The `post_process*` methods take `PoolingRequestOutput` objects as input and generate a custom plugin output.
The `validate_or_generate_params` method is used for validating with the plugin any `SamplingParameters`/`PoolingParameters` received with the user request, or to generate new ones if none are specified. The function always returns the validated/generated parameters.
The `output_to_response` method is used only for online serving and converts the plugin output to the `IOProcessorResponse` type that is then returned by the API Server. The implementation of the `/pooling` serving endpoint is available here [vllm/entrypoints/openai/serving_pooling.py](../../vllm/entrypoints/pooling/pooling/serving.py).
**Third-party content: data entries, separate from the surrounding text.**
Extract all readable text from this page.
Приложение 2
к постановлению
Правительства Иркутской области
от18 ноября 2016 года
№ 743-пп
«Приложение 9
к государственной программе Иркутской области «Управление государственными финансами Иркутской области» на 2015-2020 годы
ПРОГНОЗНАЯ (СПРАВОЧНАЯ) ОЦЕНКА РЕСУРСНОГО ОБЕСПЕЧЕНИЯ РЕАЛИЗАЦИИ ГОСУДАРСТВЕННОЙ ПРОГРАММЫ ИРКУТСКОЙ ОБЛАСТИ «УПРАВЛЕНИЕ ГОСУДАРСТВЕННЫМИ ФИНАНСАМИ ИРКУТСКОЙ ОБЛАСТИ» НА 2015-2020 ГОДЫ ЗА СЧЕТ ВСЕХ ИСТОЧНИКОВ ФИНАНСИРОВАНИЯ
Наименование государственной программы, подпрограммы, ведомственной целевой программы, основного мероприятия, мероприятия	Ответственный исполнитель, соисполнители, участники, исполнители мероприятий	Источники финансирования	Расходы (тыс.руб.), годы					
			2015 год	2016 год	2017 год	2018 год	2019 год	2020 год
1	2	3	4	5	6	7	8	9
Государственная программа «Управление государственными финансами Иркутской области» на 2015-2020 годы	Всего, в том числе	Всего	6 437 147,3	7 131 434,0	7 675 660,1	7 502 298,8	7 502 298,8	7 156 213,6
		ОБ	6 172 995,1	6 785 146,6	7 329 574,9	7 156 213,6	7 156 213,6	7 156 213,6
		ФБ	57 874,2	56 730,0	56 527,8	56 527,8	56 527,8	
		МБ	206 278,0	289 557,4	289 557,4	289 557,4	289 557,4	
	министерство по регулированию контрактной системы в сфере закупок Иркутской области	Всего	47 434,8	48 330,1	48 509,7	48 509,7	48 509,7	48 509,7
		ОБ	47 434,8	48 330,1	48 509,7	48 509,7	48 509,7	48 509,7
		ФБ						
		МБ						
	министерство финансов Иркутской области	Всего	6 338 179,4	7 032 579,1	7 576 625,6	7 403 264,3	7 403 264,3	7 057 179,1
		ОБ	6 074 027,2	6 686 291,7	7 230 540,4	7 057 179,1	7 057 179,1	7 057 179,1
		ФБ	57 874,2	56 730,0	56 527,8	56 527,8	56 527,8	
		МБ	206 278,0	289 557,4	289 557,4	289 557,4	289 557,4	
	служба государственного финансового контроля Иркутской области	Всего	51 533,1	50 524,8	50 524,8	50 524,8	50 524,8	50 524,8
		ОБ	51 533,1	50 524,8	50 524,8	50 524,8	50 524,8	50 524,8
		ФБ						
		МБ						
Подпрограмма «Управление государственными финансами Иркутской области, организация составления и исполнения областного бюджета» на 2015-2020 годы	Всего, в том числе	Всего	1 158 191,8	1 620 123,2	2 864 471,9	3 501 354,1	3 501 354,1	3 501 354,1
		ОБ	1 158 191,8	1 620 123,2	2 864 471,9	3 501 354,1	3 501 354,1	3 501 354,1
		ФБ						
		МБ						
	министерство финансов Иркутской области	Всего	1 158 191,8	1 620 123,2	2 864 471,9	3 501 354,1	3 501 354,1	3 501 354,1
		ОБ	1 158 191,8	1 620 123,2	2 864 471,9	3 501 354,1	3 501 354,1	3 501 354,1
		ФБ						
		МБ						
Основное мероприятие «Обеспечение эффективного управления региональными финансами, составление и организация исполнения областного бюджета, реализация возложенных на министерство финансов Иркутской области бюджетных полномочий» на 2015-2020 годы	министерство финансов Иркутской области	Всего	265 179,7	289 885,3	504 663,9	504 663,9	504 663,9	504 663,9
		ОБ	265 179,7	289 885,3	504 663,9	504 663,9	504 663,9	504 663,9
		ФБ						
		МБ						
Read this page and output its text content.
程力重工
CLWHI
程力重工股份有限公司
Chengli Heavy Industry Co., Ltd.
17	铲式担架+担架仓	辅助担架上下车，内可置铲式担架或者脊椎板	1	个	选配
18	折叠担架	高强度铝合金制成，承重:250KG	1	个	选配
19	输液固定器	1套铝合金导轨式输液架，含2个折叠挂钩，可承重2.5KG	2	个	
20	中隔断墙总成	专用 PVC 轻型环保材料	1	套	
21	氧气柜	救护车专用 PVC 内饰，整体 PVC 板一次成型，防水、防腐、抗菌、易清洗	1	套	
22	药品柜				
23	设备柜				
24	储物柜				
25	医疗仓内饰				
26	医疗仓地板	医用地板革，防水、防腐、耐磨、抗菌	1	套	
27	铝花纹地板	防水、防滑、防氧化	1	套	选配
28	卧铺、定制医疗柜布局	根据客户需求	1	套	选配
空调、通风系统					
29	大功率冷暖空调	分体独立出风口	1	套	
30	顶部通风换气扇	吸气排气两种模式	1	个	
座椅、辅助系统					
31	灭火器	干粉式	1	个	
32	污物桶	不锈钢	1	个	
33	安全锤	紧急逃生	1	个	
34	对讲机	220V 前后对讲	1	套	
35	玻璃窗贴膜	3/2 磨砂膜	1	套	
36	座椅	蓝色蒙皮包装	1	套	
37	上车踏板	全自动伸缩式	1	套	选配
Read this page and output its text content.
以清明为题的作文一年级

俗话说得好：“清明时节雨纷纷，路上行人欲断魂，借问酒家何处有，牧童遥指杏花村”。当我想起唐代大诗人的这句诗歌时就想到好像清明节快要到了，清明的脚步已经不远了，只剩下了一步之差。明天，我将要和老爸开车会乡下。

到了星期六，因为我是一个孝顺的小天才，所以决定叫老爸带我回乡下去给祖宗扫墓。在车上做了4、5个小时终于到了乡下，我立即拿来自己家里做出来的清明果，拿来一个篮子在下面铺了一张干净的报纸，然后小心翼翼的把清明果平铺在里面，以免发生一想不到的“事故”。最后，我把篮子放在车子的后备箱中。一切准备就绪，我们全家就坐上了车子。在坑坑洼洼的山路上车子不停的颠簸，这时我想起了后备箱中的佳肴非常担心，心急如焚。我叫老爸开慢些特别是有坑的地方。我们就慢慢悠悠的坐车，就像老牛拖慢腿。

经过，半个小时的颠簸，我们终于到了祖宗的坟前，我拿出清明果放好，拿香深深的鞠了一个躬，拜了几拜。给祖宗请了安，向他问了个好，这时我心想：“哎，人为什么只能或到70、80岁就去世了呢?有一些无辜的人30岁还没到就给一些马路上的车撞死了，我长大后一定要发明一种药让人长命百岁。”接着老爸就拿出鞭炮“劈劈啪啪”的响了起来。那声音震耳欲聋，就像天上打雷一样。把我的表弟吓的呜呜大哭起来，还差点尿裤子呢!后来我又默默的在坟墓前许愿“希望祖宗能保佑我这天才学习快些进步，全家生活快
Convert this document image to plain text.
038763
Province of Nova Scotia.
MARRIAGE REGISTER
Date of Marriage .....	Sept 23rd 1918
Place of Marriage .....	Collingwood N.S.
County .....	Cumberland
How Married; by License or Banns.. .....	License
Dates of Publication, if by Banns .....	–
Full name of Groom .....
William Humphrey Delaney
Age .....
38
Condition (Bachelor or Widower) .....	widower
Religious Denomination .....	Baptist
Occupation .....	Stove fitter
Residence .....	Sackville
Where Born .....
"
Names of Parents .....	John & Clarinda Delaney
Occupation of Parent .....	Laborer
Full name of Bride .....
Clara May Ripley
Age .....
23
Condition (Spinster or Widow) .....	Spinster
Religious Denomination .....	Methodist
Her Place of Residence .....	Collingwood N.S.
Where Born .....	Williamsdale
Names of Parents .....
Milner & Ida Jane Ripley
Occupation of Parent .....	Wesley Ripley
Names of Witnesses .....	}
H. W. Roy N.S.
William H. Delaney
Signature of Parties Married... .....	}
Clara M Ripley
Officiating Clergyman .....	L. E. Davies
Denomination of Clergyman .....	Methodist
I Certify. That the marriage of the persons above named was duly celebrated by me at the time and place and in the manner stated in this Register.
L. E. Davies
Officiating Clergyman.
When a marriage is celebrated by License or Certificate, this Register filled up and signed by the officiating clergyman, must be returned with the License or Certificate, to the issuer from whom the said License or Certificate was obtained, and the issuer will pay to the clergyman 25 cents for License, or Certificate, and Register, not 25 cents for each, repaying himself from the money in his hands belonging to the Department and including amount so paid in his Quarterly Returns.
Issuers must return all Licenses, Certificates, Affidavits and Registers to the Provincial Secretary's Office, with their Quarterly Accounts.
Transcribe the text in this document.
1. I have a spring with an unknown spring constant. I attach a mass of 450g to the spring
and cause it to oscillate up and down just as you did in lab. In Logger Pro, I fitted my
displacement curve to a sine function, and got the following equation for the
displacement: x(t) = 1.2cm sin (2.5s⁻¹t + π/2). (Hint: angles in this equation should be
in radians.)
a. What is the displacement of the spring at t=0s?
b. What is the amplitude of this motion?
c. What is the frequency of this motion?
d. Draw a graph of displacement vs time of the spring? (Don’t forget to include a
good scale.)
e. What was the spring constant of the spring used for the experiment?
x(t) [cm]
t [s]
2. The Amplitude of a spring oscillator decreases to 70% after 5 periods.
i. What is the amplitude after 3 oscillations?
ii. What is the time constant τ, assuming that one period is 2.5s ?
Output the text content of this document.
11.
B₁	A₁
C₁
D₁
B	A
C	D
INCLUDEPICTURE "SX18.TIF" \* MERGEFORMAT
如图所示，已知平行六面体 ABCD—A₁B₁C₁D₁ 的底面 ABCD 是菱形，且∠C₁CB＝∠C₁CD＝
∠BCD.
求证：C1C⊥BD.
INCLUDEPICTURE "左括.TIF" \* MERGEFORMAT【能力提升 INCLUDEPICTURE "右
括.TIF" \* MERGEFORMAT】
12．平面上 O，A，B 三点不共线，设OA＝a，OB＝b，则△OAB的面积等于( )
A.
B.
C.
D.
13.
An example implementation of a plugin that enables generating geotiff images with the PrithviGeospatialMAE model is available [here](https://github.com/IBM/terratorch/tree/main/terratorch/vllm/plugins/segmentation). Please, also refer to our online ([examples/pooling/plugin/prithvi_geospatial_mae_online.py](../../examples/pooling/plugin/prithvi_geospatial_mae_online.py)) and offline ([examples/pooling/plugin/prithvi_geospatial_mae_io_processor.py](../../examples/pooling/plugin/prithvi_geospatial_mae_io_processor.py)) inference examples.